You cannot use the output from the taxonomy classifier because ghost-tree requires an OTU map. This is something I need to look into at a later time. ghost-tree was developed in 2014-2015 and published in 2016 when there was always an OTU map. So for now, ghost-tree just needs one. :slight_smile: However, if you are using the pre-built trees to run your diversity analysis, you should not need to install and run the “ghost-tree” software tool. You just need a phylogenetic tree (a prebuilt ghost tree .nwk) to run your diversity analysis. If you are following the ghost-tree community tutorial, make sure you’re not mixing up method 1 with method 2.

The link Matthew provided will help you filter your table to keep only sequences that are in the ghost tree so you can run your diversity analysis.

Let me know if you have any more questions. Responses may be delayed due to travel. -Jennifer

(Irene) #4

Hi, thanks for responding!

Yes I was trying to use a pre-built tree. I have the plug-in as well, but I didn’t try using that yet (I will give that a try, to make a custom tree instead).

It seems when I try to filter using the accession file I get a file with Plugin error from diversity:

The rarefied table contains no samples or features.

Which sounds like I filtered everything out into an empty table.
If I don’t filter I get:

Plugin error from diversity:

All feature_ids must be present as tip names in phylogeny. feature_ids not corresponding to tip names (n=2094)

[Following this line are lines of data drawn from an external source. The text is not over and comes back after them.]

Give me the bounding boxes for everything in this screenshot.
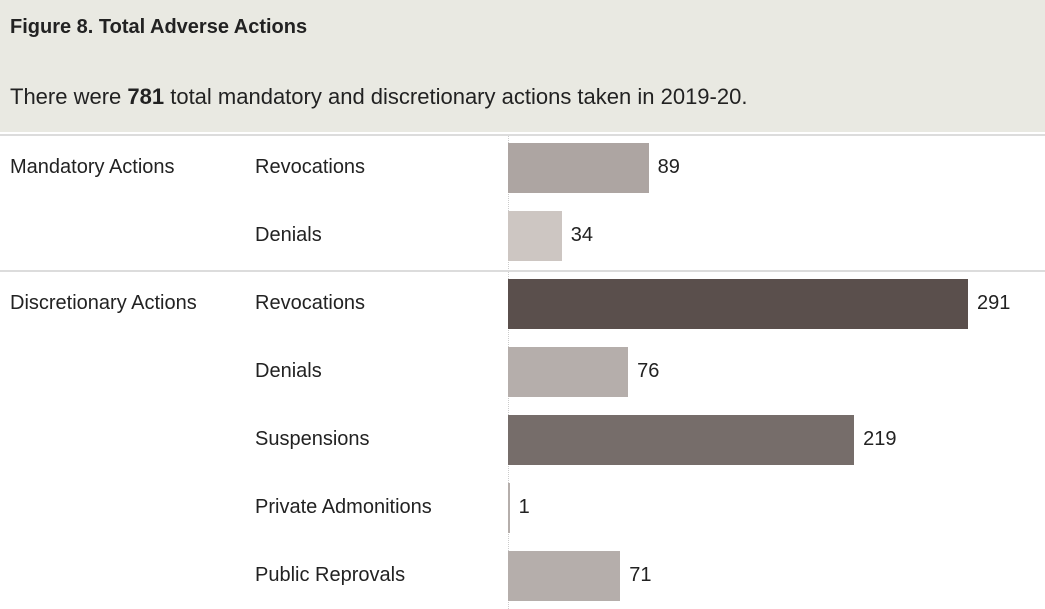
separator xyxy=(0,270,1045,272)
value-label: 34 xyxy=(570,224,593,246)
bar xyxy=(508,347,629,397)
bar xyxy=(508,415,855,465)
chart-title: Figure 8. Total Adverse Actions xyxy=(10,16,308,38)
bar xyxy=(508,211,562,261)
value-label: 76 xyxy=(637,360,660,382)
category-label: Revocations xyxy=(255,292,366,314)
subtitle-text: There were xyxy=(10,84,128,109)
category-label: Denials xyxy=(255,360,322,382)
bar xyxy=(508,279,968,329)
bar xyxy=(508,483,510,533)
category-label: Denials xyxy=(255,224,322,246)
separator xyxy=(0,134,1045,136)
category-label: Public Reprovals xyxy=(255,564,406,586)
category-label: Revocations xyxy=(255,156,366,178)
subtitle: There were 781 total mandatory and discr… xyxy=(10,84,747,110)
value-label: 89 xyxy=(657,156,680,178)
value-label: 1 xyxy=(518,496,530,518)
subtitle-text: total mandatory and discretionary action… xyxy=(164,84,748,109)
group-label: Discretionary Actions xyxy=(10,292,197,314)
bar xyxy=(508,551,621,601)
value-label: 71 xyxy=(629,564,652,586)
value-label: 291 xyxy=(977,292,1011,314)
bar xyxy=(508,143,649,193)
category-label: Suspensions xyxy=(255,428,370,450)
header: Figure 8. Total Adverse Actions There we… xyxy=(0,0,1045,132)
subtitle-highlight: 781 xyxy=(127,84,165,109)
group-label: Mandatory Actions xyxy=(10,156,175,178)
value-label: 219 xyxy=(863,428,897,450)
category-label: Private Admonitions xyxy=(255,496,432,518)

But the trees and the database match, I’ve opened the files and the format is the same, and if I search sequences, they’re in the tree, accession, and ref seqs files.

I have to filter using the metadata based filtering as that’s the only one that accepts a non-qza file. If I try to import the accessions file, I get errors

Traceback (most recent call last):

File “/Users/ihoxie/miniconda3/envs/qiime2-2018.11/lib/python3.5/site-packages/q2cli/”, line 140, in import_data

….(more errors… saying the same thing with different lines)

IndexError: list index out of range

As for the UNITE database I see I downloaded a file UNITE_public_02.02.2019.fasta (I was using a 2017 version for the ghost tree so the names would match) but now I can’t where I got it from, I can only find the 2018 ones, so not sure what happened there!

(Jennifer Fouquier) #5

Hi @ihoxie, sorry for the delay, I was at a conference.

Yes, you should be using the filter command that does not require a .qza. A .tsv or .txt should work.

I’m a little bit confused. So do you have a ghost tree you would like to use that matches the IDs in the table? If so, can you send me your files (everything you would need to run your diversity analysis… if they are large files the links to them work)? At this point I’m not sure why they’re not working together. My email is jennifer.fouquier (at) ucdenver (dot) edu and I will see if I can find the issue. If the files are too large a google drive link works.